Die Regelung gilt für vorab aufgezeichnete Medien, also Inhalte, die nicht live sind und bei denen man sich gezielt um Barrierefreiheit kümmern kann:

  • Nur-Audio-Inhalte (z. B. Podcasts, Interviews, Musik ohne Bild):
    Hier muss eine Textalternative bereitgestellt werden, die den gleichen Informationsgehalt vermittelt. Das kann ein Transkript sein, in dem steht, was gesagt (und ggf. was gehört) wurde – idealerweise inklusive Angaben zu Sprechern, Pausen, Geräuschen usw.
  • Nur-Video-Inhalte (z. B. Animationen, Screencasts ohne Ton):
    Es gibt zwei Möglichkeiten:
    • Eine Textalternative, die beschreibt, was im Video zu sehen ist.
    • Oder ein ergänzender Audiokommentar, der das visuelle Geschehen erklärt.

Ausnahme: Wenn ein Audio- oder Video-Inhalt selbst nur eine Ergänzung zu einem Text ist, muss er nicht nochmals erklärt werden – vorausgesetzt, das ist klar gekennzeichnet.

Warum ist das wichtig für Barrierefreiheit?

Stell dir vor, du bekommst ein Video geschickt – aber es gibt keinen Ton, und du bist blind. Oder du klickst auf einen Podcast, aber du bist gehörlos. In beiden Fällen fehlt dir die komplette Information, obwohl sie technisch vorhanden ist.

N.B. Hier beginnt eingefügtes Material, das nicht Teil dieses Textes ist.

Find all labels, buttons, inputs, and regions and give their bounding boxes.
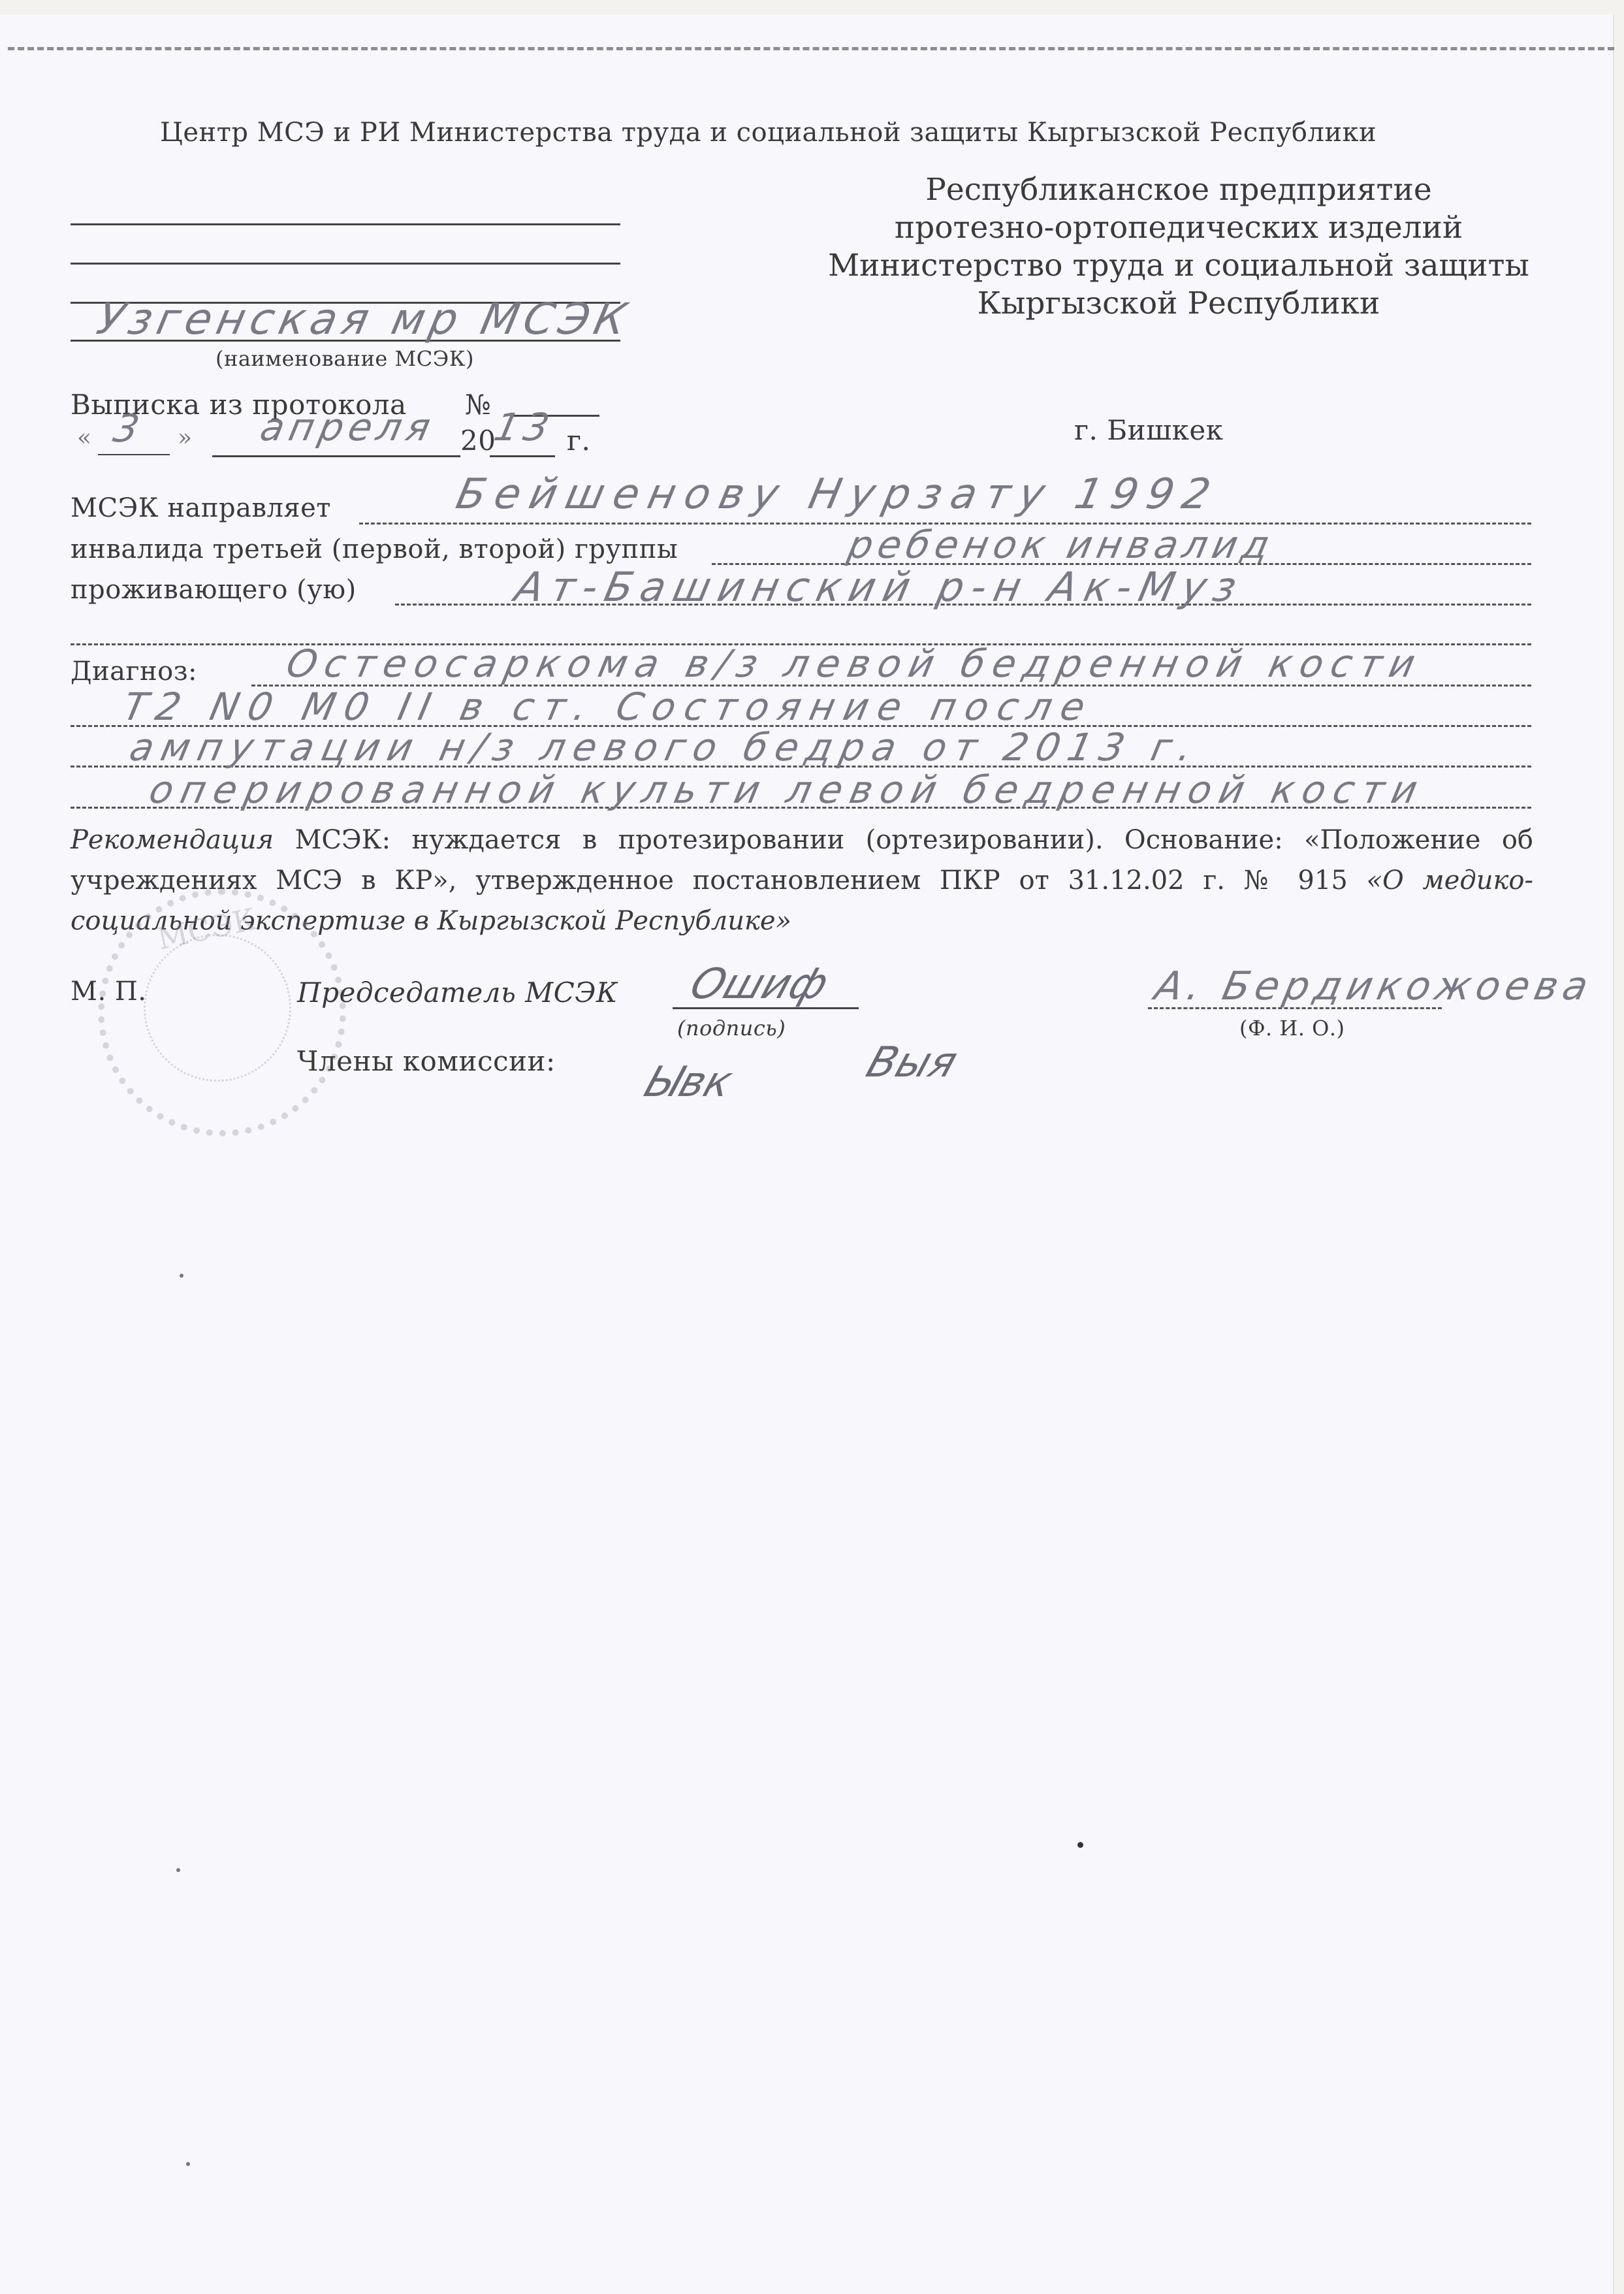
group-label: инвалида третьей (первой, второй) группы xyxy=(71,534,678,564)
blank-line xyxy=(71,263,620,265)
diagnosis-handwritten-line: оперированной культи левой бедренной кос… xyxy=(146,767,1429,812)
patient-handwritten: Бейшенову Нурзату 1992 xyxy=(452,470,1224,519)
msek-name-caption: (наименование МСЭК) xyxy=(215,346,474,371)
scan-speck xyxy=(180,1274,183,1278)
scan-speck xyxy=(176,1868,180,1872)
members-label: Члены комиссии: xyxy=(297,1045,556,1077)
residence-handwritten: Ат-Башинский р-н Ак-Муз xyxy=(511,563,1249,611)
year-abbr: г. xyxy=(567,425,590,457)
year-line xyxy=(490,455,555,457)
recipient-block: Республиканское предприятие протезно-орт… xyxy=(761,171,1597,323)
month-line xyxy=(212,455,460,457)
top-perforation-line xyxy=(8,47,1614,50)
member-signature: Выя xyxy=(861,1039,963,1087)
recommendation-text: МСЭК: нуждается в протезировании (ортези… xyxy=(71,825,1533,896)
blank-line xyxy=(71,223,620,225)
open-quote: « xyxy=(77,425,92,451)
recommendation-label: Рекомендация xyxy=(71,825,274,855)
diagnosis-handwritten-line: T2 N0 M0 II в ст. Состояние после xyxy=(119,685,1098,729)
diagnosis-label: Диагноз: xyxy=(71,656,197,687)
chairman-name-handwritten: А. Бердикожоева xyxy=(1151,963,1597,1009)
center-title: Центр МСЭ и РИ Министерства труда и соци… xyxy=(160,118,1377,148)
city: г. Бишкек xyxy=(1074,414,1223,446)
diagnosis-handwritten-line: Остеосаркома в/з левой бедренной кости xyxy=(283,641,1427,686)
recipient-line: Республиканское предприятие xyxy=(761,171,1597,209)
directs-label: МСЭК направляет xyxy=(71,493,331,523)
month-handwritten: апреля xyxy=(257,405,439,449)
member-signature: Ывк xyxy=(639,1058,739,1107)
number-sign: № xyxy=(465,389,491,421)
signature-caption: (подпись) xyxy=(677,1016,786,1041)
recipient-line: Кыргызской Республики xyxy=(761,285,1597,323)
residence-label: проживающего (ую) xyxy=(71,575,357,605)
recipient-line: протезно-ортопедических изделий xyxy=(761,209,1597,247)
seal-label: М. П. xyxy=(71,977,146,1007)
fio-caption: (Ф. И. О.) xyxy=(1239,1016,1345,1041)
group-handwritten: ребенок инвалид xyxy=(844,523,1279,567)
chairman-signature: Ошиф xyxy=(684,960,834,1009)
year-handwritten: 13 xyxy=(490,405,558,449)
diagnosis-handwritten-line: ампутации н/з левого бедра от 2013 г. xyxy=(126,725,1204,769)
recipient-line: Министерство труда и социальной защиты xyxy=(761,247,1597,285)
day-line xyxy=(98,454,170,455)
chairman-label: Председатель МСЭК xyxy=(297,977,618,1009)
scan-speck xyxy=(1077,1842,1083,1848)
close-quote: » xyxy=(178,425,193,451)
year-prefix: 20 xyxy=(460,425,496,457)
scan-speck xyxy=(186,2162,190,2166)
msek-name-handwritten: Узгенская мр МСЭК xyxy=(93,294,636,344)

  • Textalternativen für Nur-Audio- und Nur-Video-Inhalte schaffen Zugang:
  • Menschen, die nichts hören, können lesen, was gesagt wird.
  • Menschen, die nichts sehen, können hören, was passiert.
  • Menschen mit kognitiven Einschränkungen profitieren von kombinierten Darstellungen (z. B. gesprochene und geschriebene Inhalte).
  • Inhalte werden durchsuchbar und lassen sich für verschiedene Zwecke wiederverwenden (z. B. als Artikel, Mitschrift, Archiv).

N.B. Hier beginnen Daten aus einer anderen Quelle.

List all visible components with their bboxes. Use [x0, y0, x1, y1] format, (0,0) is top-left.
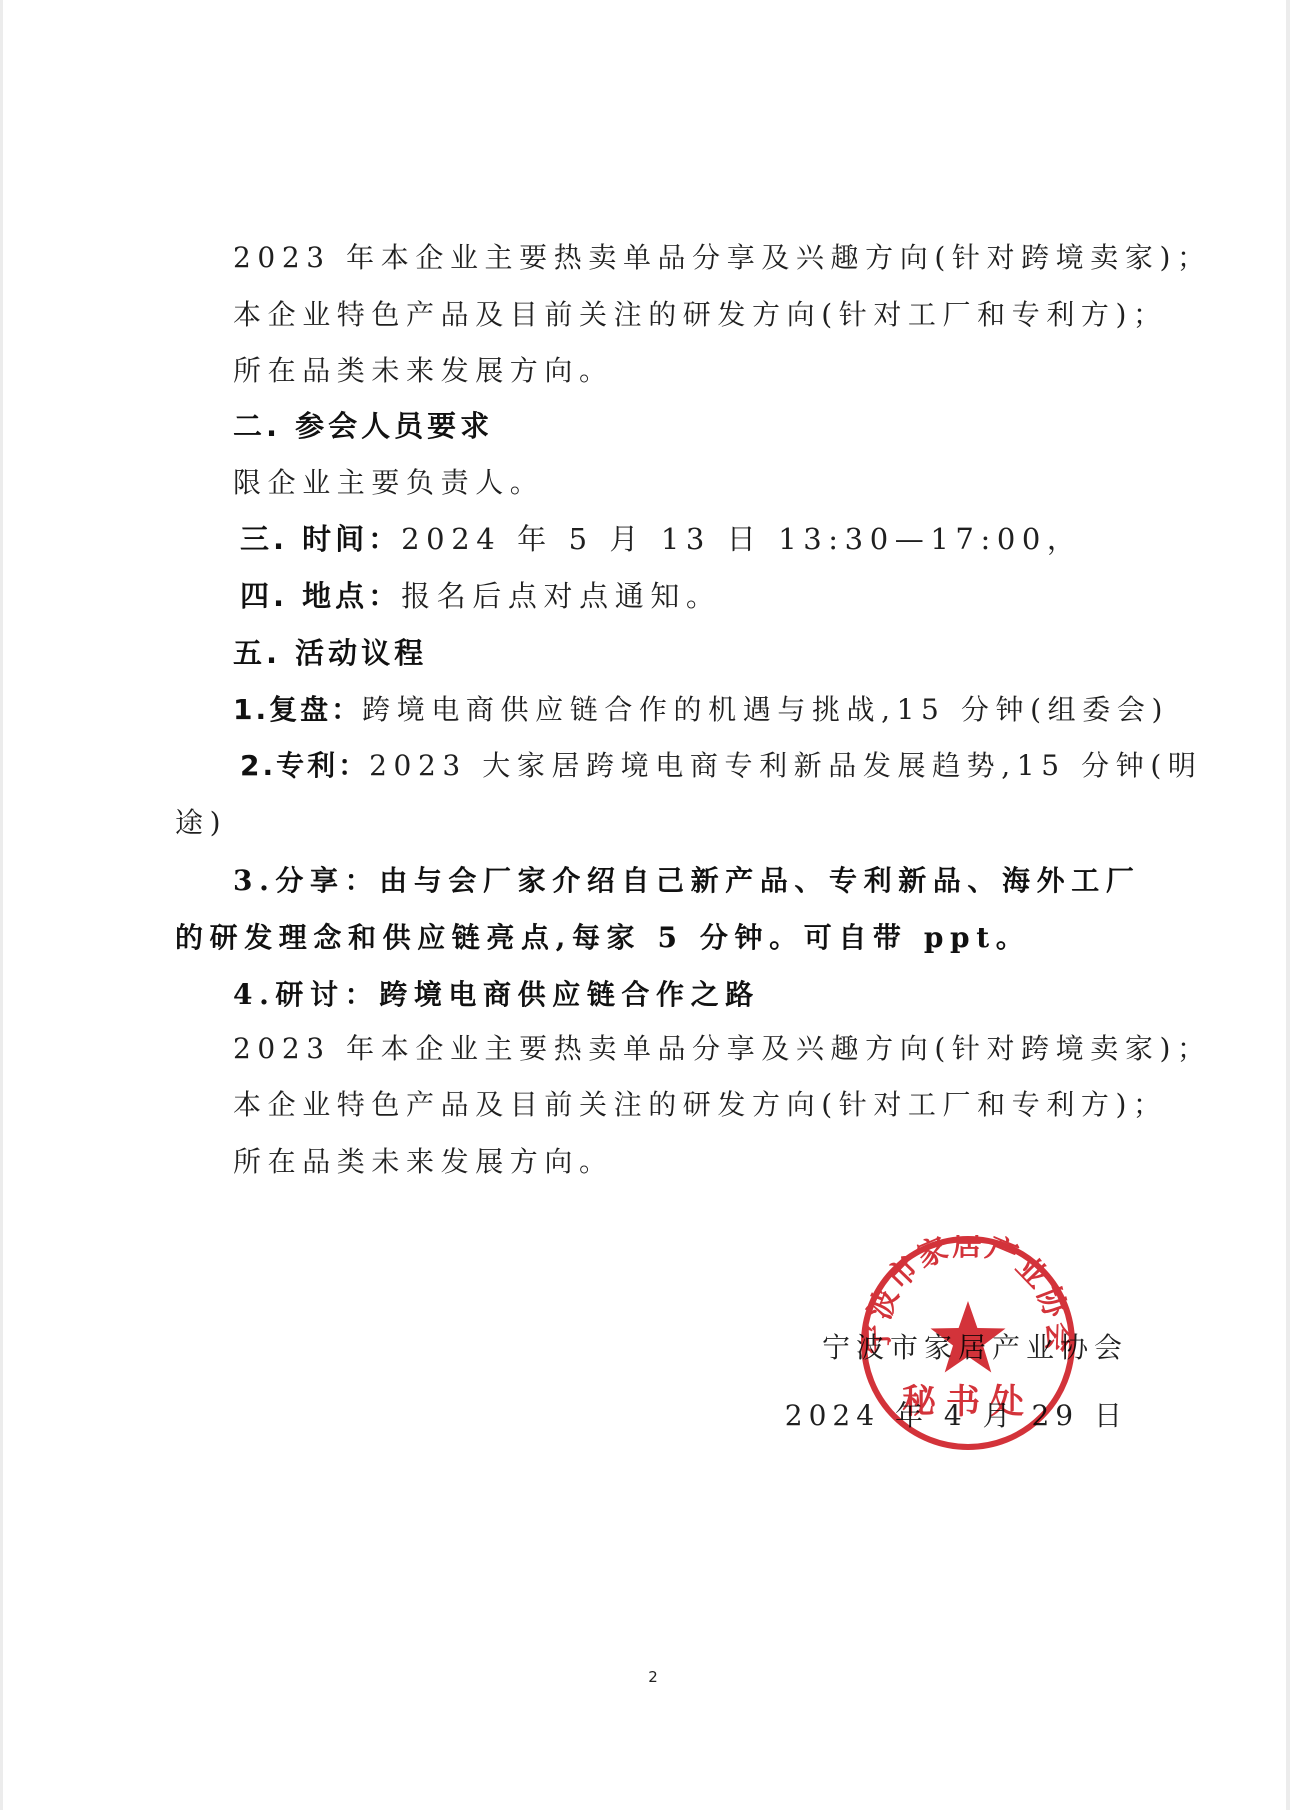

Und: Text ist universell. Er lässt sich in Braille übersetzen, vorlesen, vergrößern, übersetzen – und ist damit die vielseitigste Form der Barrierefreiheit.

So setzt du das Kriterium erfolgreich um

Die gute Nachricht: Die Umsetzung ist technisch meist sehr einfach – und bringt oft sogar Vorteile für die allgemeine Nutzerfreundlichkeit und Suchmaschinenoptimierung. Hier ein paar bewährte Praxis-Tipps:

 

Für Nur-Audio-Inhalte:

Erstelle ein vollständiges Transkript – nicht nur Stichpunkte.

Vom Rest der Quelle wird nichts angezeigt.